9. sysq-trigger:- This is an interesting command to do special requests to the Linux kernel. The documentation can be found here.

Example:-

echo f > sysrq-trigger

This triggers the OOM killer.

10. lscpu:- This is a nice utility to get great information about your CPU.

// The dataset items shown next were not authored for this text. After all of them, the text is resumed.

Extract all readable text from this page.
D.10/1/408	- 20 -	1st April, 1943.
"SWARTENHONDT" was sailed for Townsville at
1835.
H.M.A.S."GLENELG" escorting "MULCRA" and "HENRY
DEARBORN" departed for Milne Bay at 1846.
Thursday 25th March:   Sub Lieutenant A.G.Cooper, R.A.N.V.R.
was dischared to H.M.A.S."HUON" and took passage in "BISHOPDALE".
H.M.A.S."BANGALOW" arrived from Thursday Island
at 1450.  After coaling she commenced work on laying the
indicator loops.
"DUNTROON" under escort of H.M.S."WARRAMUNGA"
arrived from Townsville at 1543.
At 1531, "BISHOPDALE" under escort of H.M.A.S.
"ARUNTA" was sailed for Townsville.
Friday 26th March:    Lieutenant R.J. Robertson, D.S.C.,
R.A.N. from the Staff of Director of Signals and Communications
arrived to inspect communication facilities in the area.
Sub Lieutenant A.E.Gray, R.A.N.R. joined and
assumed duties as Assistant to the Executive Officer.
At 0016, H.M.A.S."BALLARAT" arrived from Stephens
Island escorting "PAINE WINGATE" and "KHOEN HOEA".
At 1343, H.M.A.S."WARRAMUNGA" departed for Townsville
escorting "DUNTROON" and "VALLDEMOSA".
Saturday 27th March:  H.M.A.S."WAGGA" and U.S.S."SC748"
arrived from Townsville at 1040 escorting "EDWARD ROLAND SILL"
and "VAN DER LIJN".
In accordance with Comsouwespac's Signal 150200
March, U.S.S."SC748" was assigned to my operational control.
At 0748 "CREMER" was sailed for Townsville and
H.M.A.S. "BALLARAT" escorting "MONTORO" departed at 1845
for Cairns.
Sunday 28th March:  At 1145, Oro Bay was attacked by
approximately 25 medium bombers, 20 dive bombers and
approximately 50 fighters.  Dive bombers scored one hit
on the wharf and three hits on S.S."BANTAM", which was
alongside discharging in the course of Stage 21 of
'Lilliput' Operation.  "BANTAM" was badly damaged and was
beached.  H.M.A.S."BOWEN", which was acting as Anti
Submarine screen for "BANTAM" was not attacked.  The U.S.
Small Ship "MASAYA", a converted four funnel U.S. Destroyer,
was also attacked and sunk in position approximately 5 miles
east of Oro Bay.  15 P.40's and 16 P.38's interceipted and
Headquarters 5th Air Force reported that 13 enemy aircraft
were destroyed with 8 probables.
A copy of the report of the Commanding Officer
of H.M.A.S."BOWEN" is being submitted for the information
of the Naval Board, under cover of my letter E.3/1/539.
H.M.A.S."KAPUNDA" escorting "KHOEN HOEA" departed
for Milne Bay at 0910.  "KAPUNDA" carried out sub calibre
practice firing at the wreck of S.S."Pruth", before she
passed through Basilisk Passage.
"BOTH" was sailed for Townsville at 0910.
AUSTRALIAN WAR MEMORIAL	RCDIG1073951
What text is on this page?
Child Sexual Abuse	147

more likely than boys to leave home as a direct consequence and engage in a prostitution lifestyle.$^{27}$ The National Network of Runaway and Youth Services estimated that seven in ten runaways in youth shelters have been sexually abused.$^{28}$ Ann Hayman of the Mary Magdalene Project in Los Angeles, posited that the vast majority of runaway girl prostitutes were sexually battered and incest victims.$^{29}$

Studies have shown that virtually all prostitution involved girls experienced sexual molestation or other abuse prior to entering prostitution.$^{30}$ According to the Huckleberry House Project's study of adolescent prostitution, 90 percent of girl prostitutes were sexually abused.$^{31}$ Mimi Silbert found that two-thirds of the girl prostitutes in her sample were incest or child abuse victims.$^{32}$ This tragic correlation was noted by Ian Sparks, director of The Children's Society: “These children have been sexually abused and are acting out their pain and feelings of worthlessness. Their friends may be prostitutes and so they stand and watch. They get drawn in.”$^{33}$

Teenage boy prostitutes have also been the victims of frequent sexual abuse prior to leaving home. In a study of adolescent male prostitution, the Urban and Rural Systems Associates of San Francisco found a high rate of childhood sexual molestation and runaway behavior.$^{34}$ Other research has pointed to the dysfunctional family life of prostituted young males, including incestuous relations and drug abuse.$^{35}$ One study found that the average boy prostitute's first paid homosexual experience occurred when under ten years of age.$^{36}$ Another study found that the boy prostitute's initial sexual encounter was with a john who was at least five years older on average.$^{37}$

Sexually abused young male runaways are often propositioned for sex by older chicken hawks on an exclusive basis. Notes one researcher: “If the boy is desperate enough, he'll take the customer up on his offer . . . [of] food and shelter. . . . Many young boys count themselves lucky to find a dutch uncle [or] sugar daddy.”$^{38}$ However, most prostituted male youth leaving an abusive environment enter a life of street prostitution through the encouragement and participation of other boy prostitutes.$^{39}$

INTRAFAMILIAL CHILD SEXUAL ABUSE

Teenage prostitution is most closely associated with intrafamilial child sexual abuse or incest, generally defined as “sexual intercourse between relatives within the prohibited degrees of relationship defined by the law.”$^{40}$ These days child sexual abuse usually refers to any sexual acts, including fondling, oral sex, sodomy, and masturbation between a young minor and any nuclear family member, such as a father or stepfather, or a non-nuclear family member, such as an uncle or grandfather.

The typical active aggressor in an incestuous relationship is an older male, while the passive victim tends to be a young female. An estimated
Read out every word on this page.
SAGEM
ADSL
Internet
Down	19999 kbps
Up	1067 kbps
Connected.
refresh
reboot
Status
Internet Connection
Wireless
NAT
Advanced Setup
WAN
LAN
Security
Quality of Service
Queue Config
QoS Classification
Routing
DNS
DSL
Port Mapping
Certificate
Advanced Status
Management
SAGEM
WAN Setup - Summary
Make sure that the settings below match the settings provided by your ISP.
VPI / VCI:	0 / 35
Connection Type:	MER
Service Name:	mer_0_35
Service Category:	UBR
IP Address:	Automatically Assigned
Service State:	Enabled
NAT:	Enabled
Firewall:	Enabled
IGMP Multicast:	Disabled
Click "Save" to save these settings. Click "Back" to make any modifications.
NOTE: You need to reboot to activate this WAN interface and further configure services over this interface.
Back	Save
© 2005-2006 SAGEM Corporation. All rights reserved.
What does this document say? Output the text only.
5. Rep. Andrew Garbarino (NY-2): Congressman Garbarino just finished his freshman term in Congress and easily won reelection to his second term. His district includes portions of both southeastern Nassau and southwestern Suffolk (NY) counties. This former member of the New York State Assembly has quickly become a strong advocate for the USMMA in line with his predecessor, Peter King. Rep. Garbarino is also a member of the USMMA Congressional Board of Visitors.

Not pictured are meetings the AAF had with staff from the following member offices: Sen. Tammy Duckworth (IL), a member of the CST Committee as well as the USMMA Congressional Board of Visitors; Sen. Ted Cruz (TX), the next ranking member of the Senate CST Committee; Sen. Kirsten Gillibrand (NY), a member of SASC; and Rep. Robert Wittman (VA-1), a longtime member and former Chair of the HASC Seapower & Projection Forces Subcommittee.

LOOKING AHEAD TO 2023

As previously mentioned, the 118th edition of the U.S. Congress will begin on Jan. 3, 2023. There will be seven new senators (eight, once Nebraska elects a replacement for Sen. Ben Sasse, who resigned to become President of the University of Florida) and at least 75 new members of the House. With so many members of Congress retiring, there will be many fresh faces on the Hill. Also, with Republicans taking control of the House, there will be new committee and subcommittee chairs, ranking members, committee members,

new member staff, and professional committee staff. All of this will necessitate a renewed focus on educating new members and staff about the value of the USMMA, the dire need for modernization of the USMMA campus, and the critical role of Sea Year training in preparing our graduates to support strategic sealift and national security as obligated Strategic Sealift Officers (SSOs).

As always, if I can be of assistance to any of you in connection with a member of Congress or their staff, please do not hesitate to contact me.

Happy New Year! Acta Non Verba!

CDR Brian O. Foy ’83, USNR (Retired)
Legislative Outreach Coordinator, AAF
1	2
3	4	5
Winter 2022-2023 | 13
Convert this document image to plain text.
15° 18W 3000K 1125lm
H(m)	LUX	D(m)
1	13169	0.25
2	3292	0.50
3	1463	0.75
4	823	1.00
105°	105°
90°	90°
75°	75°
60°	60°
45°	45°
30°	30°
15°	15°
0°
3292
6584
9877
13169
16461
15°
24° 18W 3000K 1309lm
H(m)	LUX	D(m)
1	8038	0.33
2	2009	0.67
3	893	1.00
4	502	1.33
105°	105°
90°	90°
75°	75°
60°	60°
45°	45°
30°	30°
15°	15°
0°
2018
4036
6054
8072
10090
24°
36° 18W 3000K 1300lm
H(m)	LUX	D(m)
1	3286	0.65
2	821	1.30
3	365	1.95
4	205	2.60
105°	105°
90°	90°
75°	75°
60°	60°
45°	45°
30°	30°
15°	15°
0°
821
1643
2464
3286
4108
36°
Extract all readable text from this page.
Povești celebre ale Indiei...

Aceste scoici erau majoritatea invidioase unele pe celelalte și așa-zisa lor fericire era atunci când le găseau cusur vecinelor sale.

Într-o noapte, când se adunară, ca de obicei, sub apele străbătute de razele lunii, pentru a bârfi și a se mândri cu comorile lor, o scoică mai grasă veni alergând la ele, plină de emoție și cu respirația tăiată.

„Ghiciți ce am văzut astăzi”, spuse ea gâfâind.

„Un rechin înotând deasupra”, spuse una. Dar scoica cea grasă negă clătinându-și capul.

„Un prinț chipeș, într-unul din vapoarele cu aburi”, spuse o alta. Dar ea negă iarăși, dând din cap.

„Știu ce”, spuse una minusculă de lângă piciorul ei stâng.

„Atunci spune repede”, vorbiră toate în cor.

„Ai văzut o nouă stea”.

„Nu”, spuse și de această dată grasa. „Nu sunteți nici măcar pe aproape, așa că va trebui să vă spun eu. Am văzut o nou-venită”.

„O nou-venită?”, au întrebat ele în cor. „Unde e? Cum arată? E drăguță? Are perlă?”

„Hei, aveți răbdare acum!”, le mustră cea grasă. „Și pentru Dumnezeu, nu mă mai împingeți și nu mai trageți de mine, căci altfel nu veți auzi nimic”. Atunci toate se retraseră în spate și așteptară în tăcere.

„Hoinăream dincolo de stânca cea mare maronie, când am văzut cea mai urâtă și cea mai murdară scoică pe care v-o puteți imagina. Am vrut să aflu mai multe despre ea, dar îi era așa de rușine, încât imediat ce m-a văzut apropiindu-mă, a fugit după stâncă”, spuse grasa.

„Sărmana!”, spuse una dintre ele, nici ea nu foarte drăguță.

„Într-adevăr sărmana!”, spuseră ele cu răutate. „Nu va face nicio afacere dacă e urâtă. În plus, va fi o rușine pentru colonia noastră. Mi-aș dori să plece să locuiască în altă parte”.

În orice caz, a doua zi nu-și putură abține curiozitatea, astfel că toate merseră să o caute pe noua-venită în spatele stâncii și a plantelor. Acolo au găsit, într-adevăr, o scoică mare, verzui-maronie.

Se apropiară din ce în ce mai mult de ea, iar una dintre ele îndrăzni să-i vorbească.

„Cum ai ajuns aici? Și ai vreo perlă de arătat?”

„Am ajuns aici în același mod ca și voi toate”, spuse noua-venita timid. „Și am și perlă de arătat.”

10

mukund@mukund-desktop:~/Desktop$ lscpu
Architecture:          x86_64
CPU op-mode(s):        32-bit, 64-bit
Byte Order:            Little Endian
CPU(s):                4
On-line CPU(s) list:   0-3
Thread(s) per core:    1
Core(s) per socket:    4
Socket(s):             1
NUMA node(s):          1
Vendor ID:             GenuineIntel
CPU family:            6
Model:                 42
Stepping:              7
CPU MHz:               2964.828
BogoMIPS:              5587.24
Virtualization:        VT-x
L1d cache:             32K
L1i cache:             32K
L2 cache:              256K
L3 cache:              6144K
NUMA node0 CPU(s):     0-3



11.ps -o min_flt,maj_flt <pid>: This command can be used to find the major and minor page faults of a process.